A strange bacterium that is resistant to extremely high doses of radiation has evolved the most powerful gene repair system known in any life form. Scientists are studying the bug to get insights into whether it could be used to repair genetic damage in humans AND clean up radioactive dumps. The bug withstands radiation of up to 3 million rad, at which time it's chromosomes finally shatter into hundreds of fragments. Exposure to only 100 rad is lethal to humans. In 12 to 24 hours it splices it's DNA back together in perfect order.
'Thought phone' could move limbs
New discoveries about how the brain is organized could help paralyzed people move an arm or a leg just by thinking about it, said Richard Andersen of the California Institute of Technology. An electrode implanted in the brain could send a signal to another electrode in the paralyzed muscle. "It would be kind of like a cellular phone," Andersen said Monday. The idea of using electrodes is not new. What is new, Andersen said, is knowing where in the brain they should go to have the best effect. He has been working with monkeys, using magnetic resonance imaging (MRI) to see how their brains work.
New Zealand scientists said they were synthesizing a protein produced by mussels in the hope it will lead to the closing of human wounds without stitches. The protein forms the strong natural glue that sticks the shellfish to rocks. A chemistry team from Auckland University is investigating the protein, secreted by a gland in the mussel's foot, which gives it sticking power.
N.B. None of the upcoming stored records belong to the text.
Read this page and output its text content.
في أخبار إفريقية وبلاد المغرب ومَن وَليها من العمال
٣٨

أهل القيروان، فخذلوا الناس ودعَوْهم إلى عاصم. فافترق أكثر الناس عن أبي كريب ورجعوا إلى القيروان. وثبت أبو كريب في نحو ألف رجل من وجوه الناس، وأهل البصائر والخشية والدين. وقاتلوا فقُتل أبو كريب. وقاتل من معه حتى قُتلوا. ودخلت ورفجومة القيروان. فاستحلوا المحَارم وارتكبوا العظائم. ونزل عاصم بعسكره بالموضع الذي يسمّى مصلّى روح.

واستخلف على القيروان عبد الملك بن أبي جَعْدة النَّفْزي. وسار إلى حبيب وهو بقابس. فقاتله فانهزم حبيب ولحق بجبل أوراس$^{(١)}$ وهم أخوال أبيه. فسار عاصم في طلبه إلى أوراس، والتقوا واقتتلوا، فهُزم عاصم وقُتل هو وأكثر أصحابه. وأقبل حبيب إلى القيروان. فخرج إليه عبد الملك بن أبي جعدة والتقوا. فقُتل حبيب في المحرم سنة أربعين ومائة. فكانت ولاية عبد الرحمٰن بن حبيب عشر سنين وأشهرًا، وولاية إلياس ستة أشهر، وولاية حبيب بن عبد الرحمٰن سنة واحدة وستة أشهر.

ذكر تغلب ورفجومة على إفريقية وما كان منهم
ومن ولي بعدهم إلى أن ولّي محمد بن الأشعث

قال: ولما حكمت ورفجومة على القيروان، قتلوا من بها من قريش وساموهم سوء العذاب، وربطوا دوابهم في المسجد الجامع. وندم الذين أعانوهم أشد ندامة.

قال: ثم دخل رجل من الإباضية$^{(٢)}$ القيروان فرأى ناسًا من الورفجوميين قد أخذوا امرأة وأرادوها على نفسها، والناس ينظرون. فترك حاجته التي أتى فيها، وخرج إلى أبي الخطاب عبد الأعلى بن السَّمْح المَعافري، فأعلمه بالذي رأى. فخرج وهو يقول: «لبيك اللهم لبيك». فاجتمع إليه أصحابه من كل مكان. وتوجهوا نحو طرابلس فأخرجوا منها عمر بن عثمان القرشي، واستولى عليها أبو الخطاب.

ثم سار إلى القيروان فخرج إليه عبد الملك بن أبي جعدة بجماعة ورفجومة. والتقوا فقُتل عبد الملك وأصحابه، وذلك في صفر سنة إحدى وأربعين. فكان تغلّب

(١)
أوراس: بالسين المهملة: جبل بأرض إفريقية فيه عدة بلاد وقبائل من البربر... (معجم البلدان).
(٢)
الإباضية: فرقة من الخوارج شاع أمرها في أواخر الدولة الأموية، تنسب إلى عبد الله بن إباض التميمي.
Researchers said Wednesday they had found a way to use bugs to make new drugs. The researchers at Cornell University said they could genetically engineer insects and harvest proteins from them for use in medicines. "In effect we are turning insects into little protein factories," said virologist Alan Wood. "These are valuable proteins and they can't be produced in any other way," he added. Wood said his team started out examining ways to use viruses to fight agricultural pests. But then they found moths and caterpillars being killed by the viruses were producing beneficial proteins.